Jaspen et al attempt to find clinical clues which may herald HIV infection in exposed neonates in South Africa:
417 HIV-infected and 125 HIV-exposed, uninfected infants, median age 46 days (IQR 38-55), were included. The median CD4 percentage in HIV-infected infants was 34 (IQR 28-41)%. HIV-infected infants had lower weight-for-age, more lymphadenopathy, oral thrush, and hepatomegaly than exposed uninfected infants (Adjusted Odds Ratio 0.51, 8.8, 5.6 and 23.5 respectively; p<0.001 for all). Sensitivity of individual signs was low (<20%) but specificity high (98-100%). If any one of oral thrush, hepatomegaly, splenomegaly, lymphadenopathy, diaper dermatitis, weight <50th centile are present, sensitivity for HIV infection amongst HIV-exposed infants was 86%. These algorithms performed similarly when used to predict severe immune suppression.
Neonatal HIV can be notoriously hard to diagnose. In the developed world, we screen patients of all ages for HIV with a rapid, anti-body test, but then confirm it with a more advanced PCR test. In neonates, however, because they get maternal antibodies in utero and through breast milk, the anti-body tests could be a 'false-positive' - i.e. the test says positive, but it's actually false because it's detecting the mother's transmitted anti-bodies. So the general strategy in the developed world is to skip the preliminary (less costly) antibody test and go directly to the (more expensive) PCR test.

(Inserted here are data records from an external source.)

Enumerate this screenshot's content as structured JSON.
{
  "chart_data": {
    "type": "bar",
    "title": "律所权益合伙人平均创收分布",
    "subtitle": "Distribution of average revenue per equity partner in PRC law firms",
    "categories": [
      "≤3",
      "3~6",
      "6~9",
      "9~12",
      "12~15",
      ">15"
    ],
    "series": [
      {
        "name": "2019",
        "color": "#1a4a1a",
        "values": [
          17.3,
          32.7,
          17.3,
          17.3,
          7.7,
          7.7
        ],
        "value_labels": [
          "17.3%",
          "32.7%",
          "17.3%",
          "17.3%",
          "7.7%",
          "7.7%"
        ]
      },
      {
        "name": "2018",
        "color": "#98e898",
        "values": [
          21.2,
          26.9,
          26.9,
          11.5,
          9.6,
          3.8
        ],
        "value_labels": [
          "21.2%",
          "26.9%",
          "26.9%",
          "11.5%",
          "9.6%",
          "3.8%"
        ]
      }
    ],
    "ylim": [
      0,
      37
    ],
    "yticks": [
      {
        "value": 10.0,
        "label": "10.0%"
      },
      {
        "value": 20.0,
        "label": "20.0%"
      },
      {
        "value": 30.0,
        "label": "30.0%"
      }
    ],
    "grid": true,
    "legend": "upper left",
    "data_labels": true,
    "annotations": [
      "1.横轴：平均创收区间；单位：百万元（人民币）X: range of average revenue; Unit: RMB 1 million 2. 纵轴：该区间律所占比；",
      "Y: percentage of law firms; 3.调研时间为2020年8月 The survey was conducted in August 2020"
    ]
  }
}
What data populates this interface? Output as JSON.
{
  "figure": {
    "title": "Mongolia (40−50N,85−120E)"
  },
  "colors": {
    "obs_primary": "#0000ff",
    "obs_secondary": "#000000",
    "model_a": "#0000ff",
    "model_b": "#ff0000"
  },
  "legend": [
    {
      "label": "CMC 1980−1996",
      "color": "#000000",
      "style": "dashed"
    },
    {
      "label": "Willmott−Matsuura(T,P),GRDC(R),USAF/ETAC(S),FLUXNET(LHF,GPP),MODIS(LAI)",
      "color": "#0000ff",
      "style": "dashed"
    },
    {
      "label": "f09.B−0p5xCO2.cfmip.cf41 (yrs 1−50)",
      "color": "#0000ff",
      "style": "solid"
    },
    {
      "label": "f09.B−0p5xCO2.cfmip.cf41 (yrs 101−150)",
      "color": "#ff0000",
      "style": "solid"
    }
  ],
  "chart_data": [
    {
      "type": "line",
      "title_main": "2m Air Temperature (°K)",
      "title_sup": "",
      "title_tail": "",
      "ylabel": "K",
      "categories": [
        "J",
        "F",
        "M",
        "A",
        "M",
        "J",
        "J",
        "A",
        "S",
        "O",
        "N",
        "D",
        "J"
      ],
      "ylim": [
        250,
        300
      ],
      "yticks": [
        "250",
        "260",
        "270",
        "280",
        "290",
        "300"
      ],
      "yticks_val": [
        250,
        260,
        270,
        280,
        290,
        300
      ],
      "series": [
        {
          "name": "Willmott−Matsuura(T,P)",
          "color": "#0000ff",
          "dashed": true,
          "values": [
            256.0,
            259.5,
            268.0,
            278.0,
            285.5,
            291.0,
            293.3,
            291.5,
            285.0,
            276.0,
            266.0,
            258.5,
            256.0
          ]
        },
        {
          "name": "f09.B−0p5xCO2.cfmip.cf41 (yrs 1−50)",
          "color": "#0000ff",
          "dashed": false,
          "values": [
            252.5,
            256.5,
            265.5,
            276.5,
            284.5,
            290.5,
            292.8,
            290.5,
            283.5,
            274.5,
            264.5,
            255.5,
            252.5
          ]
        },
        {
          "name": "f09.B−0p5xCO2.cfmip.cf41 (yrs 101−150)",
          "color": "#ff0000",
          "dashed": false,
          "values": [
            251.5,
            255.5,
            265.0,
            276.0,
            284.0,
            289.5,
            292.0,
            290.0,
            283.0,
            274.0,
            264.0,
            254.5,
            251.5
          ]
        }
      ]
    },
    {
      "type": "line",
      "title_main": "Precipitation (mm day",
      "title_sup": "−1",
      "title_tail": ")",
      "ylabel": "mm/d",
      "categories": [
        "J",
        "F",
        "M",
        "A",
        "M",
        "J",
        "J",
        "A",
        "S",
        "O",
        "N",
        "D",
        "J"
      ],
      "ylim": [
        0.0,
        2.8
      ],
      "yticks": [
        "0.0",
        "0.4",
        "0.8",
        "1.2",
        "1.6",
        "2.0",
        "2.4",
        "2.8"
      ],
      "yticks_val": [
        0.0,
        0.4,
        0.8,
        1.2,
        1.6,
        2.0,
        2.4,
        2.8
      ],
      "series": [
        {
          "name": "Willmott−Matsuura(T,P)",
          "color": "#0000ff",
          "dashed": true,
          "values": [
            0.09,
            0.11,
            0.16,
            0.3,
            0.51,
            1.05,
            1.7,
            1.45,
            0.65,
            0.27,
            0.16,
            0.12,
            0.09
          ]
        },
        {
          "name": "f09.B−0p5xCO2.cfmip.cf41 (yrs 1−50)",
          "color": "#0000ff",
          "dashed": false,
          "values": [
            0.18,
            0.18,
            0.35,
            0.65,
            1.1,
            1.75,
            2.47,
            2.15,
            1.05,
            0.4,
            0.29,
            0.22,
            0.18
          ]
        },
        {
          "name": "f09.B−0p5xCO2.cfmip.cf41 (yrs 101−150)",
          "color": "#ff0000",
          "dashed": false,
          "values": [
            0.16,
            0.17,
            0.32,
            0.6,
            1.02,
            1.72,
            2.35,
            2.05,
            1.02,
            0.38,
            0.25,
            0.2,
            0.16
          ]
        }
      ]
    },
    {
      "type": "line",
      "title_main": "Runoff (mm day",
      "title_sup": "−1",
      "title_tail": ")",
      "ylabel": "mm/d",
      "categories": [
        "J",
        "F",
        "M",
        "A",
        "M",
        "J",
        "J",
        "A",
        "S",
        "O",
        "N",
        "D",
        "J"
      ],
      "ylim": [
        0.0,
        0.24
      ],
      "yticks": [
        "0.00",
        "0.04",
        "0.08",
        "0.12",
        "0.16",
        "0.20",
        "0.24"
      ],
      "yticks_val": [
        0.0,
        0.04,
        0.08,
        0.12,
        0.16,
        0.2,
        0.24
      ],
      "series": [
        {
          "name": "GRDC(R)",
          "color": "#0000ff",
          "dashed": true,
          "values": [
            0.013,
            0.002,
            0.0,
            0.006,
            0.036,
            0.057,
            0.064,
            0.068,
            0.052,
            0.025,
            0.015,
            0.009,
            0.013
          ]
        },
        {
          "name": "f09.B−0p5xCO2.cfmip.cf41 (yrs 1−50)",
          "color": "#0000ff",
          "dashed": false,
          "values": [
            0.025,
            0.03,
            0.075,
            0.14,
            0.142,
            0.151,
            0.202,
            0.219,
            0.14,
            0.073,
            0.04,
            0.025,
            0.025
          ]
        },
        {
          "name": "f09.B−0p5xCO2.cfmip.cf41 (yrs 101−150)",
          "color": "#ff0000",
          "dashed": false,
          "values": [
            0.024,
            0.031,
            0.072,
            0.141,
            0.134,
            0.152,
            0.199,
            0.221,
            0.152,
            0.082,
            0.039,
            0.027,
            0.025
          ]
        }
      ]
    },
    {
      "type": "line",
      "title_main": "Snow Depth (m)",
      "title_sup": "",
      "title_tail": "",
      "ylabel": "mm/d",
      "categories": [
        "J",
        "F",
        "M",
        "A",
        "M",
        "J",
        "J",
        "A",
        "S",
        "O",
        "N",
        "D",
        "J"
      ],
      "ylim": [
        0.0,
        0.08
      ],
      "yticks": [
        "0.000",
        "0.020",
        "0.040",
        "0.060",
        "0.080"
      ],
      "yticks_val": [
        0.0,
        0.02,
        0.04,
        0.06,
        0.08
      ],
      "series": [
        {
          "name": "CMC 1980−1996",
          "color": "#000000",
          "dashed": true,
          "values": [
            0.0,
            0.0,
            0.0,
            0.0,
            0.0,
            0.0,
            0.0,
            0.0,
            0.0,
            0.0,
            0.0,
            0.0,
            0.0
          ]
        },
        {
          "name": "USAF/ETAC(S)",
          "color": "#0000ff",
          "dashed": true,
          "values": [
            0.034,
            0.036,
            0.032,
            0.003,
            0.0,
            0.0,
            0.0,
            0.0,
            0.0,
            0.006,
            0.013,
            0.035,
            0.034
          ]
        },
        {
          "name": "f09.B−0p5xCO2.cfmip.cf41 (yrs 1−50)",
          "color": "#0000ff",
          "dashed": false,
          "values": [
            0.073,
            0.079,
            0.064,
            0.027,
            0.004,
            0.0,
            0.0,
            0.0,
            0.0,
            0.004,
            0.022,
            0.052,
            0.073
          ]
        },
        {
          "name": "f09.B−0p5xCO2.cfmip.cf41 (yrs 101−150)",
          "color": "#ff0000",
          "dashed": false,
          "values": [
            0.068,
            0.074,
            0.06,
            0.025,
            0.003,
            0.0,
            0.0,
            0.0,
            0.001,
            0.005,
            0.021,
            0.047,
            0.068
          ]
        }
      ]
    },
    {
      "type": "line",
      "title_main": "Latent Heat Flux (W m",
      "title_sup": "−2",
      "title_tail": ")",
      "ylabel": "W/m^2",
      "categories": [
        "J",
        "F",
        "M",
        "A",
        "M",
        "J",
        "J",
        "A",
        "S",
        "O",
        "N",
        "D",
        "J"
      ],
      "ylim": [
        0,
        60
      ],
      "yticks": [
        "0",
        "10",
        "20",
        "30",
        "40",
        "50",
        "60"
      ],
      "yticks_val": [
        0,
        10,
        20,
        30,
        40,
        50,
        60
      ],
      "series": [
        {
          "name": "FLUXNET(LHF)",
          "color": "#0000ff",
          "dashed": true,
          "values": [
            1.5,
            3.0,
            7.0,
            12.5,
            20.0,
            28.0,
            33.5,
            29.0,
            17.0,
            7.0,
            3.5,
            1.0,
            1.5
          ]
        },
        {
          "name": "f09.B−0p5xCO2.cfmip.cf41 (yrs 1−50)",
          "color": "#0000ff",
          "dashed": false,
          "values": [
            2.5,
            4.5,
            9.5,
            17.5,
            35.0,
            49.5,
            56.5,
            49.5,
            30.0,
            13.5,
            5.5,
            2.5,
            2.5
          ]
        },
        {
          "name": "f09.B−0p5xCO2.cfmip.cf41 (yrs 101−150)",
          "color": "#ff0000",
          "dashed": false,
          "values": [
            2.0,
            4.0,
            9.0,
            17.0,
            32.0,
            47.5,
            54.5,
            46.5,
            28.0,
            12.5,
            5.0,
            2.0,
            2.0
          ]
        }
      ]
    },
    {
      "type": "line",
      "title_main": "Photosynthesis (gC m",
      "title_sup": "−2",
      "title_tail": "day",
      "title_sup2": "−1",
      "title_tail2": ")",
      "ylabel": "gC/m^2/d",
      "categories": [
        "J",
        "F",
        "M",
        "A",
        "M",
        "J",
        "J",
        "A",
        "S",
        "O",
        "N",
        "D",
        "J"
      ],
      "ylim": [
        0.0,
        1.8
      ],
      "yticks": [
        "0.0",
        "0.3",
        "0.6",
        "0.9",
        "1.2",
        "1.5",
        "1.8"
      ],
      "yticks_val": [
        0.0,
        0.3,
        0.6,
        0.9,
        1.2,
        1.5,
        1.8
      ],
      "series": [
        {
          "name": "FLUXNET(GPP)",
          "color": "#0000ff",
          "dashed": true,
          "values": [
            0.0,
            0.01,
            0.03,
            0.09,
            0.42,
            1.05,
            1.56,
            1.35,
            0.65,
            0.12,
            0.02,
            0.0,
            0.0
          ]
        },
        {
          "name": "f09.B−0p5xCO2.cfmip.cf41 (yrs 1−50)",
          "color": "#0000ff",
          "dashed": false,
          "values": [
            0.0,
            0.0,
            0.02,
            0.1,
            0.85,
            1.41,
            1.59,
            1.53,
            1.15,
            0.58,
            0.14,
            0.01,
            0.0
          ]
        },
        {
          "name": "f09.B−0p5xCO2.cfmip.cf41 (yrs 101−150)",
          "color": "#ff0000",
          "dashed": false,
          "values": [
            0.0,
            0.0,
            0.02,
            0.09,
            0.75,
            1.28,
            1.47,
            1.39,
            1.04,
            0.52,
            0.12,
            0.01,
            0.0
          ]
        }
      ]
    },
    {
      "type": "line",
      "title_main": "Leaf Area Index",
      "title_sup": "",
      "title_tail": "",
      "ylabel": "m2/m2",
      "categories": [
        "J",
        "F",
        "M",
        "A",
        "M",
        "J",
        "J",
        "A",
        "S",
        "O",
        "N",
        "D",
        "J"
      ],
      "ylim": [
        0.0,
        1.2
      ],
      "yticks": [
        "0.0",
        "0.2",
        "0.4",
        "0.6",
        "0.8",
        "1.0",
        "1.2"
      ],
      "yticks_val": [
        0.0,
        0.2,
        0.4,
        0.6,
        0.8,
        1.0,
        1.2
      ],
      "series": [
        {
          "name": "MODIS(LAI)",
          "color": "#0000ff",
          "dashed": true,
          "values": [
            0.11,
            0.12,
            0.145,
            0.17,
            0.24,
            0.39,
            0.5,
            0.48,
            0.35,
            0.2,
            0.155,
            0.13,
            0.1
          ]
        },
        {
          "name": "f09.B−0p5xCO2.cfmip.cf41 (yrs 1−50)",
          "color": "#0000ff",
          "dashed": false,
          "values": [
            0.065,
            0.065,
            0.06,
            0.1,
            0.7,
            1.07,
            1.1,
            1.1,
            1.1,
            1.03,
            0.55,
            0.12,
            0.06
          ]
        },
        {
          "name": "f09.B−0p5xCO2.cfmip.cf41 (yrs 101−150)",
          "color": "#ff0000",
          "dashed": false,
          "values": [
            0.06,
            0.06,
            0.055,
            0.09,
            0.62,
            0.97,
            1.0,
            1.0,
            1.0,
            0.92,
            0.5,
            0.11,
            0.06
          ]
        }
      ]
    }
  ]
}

This strategy fails in the undeveloped world where the (more expensive) PCR tests aren't available. The two prevailing strategies are a) look for very much cheaper antibody tests and b) look for ways to clinically screen patients and then refer only the higher suspicion ones to get the more expensive tests (as Jaspen et al have done).
Strategy A is the preferred way and some money is being spent on that. My preference would be that more money be spent on that. In the meanwhile, those nurses/house officers/doctors have to 'get through the day' with whatever tools they have. And if they find that more lymphadenopthy can increase the clinical probability that a neonate has HIV, they may feel more confident sending that mother and baby by bus over many kilometers to a more sophisticated testing and treating center.
It's suboptimal. But until we get better and cheaper tests, it's the prudent field level strategy.